Ist es nicht so, dass von der
Globalisierung längerfristig alle profitieren können – auch die Ärmsten?
In den USA wurde ich manchmal bei meinen
Vorträgen gefragt: Warum brauchen Sie das Wort «Gerechtigkeit» so oft? «Doesn’t
it smell a bit of communism?» (Schmeckt es nicht ein bisschen nach
Kommunismus?) Ich guckte den Fragenden jeweils an und sagte: Für mich schmeckt
es nach Gott. Gerechtigkeit ist ein Name Gottes.
Der Neoliberalismus duldet diese Gerechtigkeit
nicht. Fairness ist noch erlaubt: Fairness ist die Übersetzung von
Gerechtigkeit in die globalisierte Weltsprache. Diese Fairness bedeutet, dass
man sich hinunterbeugt zu den Ärmsten, um mit ihnen noch etwas nett zu sein.
Mehr nicht. Die Ärmsten haben keine Rechte mehr.
Erwarten Sie von den Kirchen mehr
Widerstand?
Es gibt ja eine ganze Reihe von Christinnen
und Christen, die anders denken und etwas unternehmen.

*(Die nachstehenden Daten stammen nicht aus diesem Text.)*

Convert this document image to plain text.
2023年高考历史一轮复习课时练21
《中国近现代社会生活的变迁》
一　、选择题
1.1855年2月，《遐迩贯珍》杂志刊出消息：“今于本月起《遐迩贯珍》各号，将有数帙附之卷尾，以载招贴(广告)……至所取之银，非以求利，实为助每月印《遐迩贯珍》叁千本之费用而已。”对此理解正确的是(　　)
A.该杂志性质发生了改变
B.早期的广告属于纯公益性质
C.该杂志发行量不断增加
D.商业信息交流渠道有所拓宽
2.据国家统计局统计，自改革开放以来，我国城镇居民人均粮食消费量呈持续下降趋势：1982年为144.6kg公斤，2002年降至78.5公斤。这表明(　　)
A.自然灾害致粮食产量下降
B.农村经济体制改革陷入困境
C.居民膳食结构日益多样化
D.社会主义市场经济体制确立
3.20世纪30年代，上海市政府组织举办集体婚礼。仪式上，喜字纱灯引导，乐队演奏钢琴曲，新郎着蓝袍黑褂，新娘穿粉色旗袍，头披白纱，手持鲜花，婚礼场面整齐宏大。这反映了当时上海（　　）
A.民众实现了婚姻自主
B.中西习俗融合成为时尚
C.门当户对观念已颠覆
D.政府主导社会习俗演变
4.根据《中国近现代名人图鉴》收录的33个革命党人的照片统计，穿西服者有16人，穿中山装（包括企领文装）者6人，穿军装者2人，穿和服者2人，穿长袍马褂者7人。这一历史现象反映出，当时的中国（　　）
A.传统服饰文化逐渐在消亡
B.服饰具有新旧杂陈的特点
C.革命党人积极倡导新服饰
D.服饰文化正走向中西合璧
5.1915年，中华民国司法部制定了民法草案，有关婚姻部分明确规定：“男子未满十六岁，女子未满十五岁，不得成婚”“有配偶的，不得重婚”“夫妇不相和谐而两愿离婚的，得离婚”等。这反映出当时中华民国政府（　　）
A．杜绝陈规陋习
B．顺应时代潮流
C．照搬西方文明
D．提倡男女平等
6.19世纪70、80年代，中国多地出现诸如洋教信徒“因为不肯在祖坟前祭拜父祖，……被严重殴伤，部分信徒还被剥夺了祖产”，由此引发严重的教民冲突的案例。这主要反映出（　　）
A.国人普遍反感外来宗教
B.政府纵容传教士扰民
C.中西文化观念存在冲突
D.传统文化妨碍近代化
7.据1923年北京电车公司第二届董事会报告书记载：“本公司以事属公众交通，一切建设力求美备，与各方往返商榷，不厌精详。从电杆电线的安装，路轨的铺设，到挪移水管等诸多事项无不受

Die Kirchenleitungen
hingegen sind sehr zurückhaltend, obwohl das Programm «Frieden, Gerechtigkeit
und Bewahrung der Schöpfung» weiterhin gültig ist.
Ihre Art, von Gott zu reden, hat Widerstand
hervorgerufen. Andererseits hat sie Generationen ein neues Reden über Gott
überhaupt erst möglich gemacht. Wie sind Sie darauf gekommen?
Zum Einen: Ich bin jemand, der versuchte, nach
Auschwitz theologisch zu denken. Nach Auschwitz konnte ich mir diesen
himmlischen Vater nicht mehr vorstellen, der alles so herrlich regieret und der
doch, sozusagen per Knopfdruck, die Züge, die ins Konzentrationslager fuhren,
hätte stoppen können.
Zum Anderen ist da der Besuch bei Martin Buber
anno 1960. Als ich mich als Theologin vorstellte, fragte Buber: «Theologie? Wie
machen Sie das? Es gibt doch keinen Logos von Gott. Es gibt eine Dentologie,
die Zahnheilkunde; es gibt viele Logien, haufenweise Wissenschaften – aber man
kann doch nicht auf diese Art von Gott reden.»
Dieses Erlebnis hat mich tief getroffen. Ich
habe in meinem Leben darauf zwei Antworten gefunden. Die eine ist die
jüdische: Wenn ich in einer Geschichte von Gott erzähle, teilt dies viel mehr
mit als jede philologische Schläue. Die andere ist die Theopoesie. Ich versuche,
Texte zu schreiben, in denen etwas davon sicht- und hörbar wird, was über den
Logos hinausgeht – also ein Suchen in der Transzendenz.